In 2016, the companies asked Cook County Judge Peter Flynn to toss the suit, saying plaintiffs didn’t actually incur any expenses, because blood tests for their children were covered by Medicaid, and insurance took care of the tests for the children of a third plaintiff, Kathleen O’Sullivan. O’Sullivan also said she didn’t recall paying anything, according to court documents. Flynn agreed with defendants and threw out the suit.

Flynn issued an order allowing Lewis and Banks to appeal, but did not issue a similar order for O’Sullivan.

Lewis and Banks appealed, invoking the collateral source rule, which says benefits received by an injured party from a source independent of, and collateral to, the tortfeasor causing the injury, does not diminish the damages recoverable from the tortfeasor.

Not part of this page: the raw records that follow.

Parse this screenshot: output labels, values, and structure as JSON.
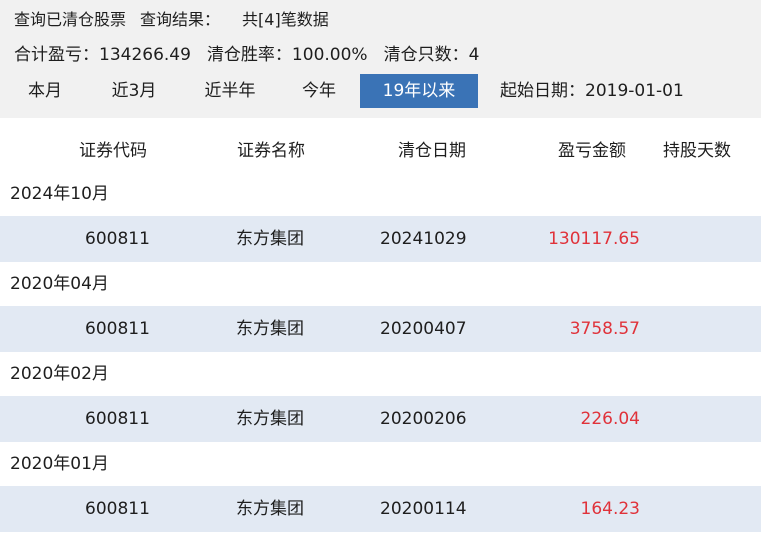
{
  "summary": {
    "title": "查询已清仓股票",
    "result_label": "查询结果：",
    "result_count": "共[4]笔数据",
    "total_pl": "合计盈亏：134266.49",
    "win_rate": "清仓胜率：100.00%",
    "count": "清仓只数：4"
  },
  "tabs": [
    {
      "label": "本月",
      "active": false
    },
    {
      "label": "近3月",
      "active": false
    },
    {
      "label": "近半年",
      "active": false
    },
    {
      "label": "今年",
      "active": false
    },
    {
      "label": "19年以来",
      "active": true
    }
  ],
  "start_date": "起始日期：2019-01-01",
  "columns": {
    "code": "证券代码",
    "name": "证券名称",
    "date": "清仓日期",
    "pl": "盈亏金额",
    "days": "持股天数"
  },
  "groups": [
    {
      "month": "2024年10月",
      "rows": [
        {
          "code": "600811",
          "name": "东方集团",
          "date": "20241029",
          "pl": "130117.65",
          "days": ""
        }
      ]
    },
    {
      "month": "2020年04月",
      "rows": [
        {
          "code": "600811",
          "name": "东方集团",
          "date": "20200407",
          "pl": "3758.57",
          "days": ""
        }
      ]
    },
    {
      "month": "2020年02月",
      "rows": [
        {
          "code": "600811",
          "name": "东方集团",
          "date": "20200206",
          "pl": "226.04",
          "days": ""
        }
      ]
    },
    {
      "month": "2020年01月",
      "rows": [
        {
          "code": "600811",
          "name": "东方集团",
          "date": "20200114",
          "pl": "164.23",
          "days": ""
        }
      ]
    }
  ],
  "colors": {
    "accent": "#3a73b6",
    "profit": "#e0323a",
    "row_bg": "#e2e9f3",
    "top_bg": "#f1f1f1"
  }
}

Lewis and Banks argued this rule applies to them, because although Medicaid may have eventually paid for the tests, they incurred the cost at the time of the tests and retain the right to recover that cost from defendants. 

Justice Hoffman pointed out one of the justifications for the rule is a tortfeasor should not benefit from contracts or other relations that exist between an injured party and third persons.

Hoffman further found Lewis and Banks were “statutorily liable for the cost of that testing” and so have a “cause of action for the reasonable value of the testing services, without regard to the fact that Medicaid paid the entire cost.”

Hoffman sent the case back to circuit court for further proceedings.

Plaintiffs have been represented by the Chicago firm of Moirano, Gorman & Kenny. Plaintiffs’ original attorney was Patrick J. Sherlock, who became a Cook County circuit judge.

The Chicago firm of Winston & Strawn has defended Atlantic Richfield, and attorneys from the firm of Manatt, Phelps & Phillips, of Chicago, has handled the defense for ConAgra Grocery Products and NL Industries.

Sherwin-Williams Company has been defended by attorney Dennis H. Block, of suburban Glenview.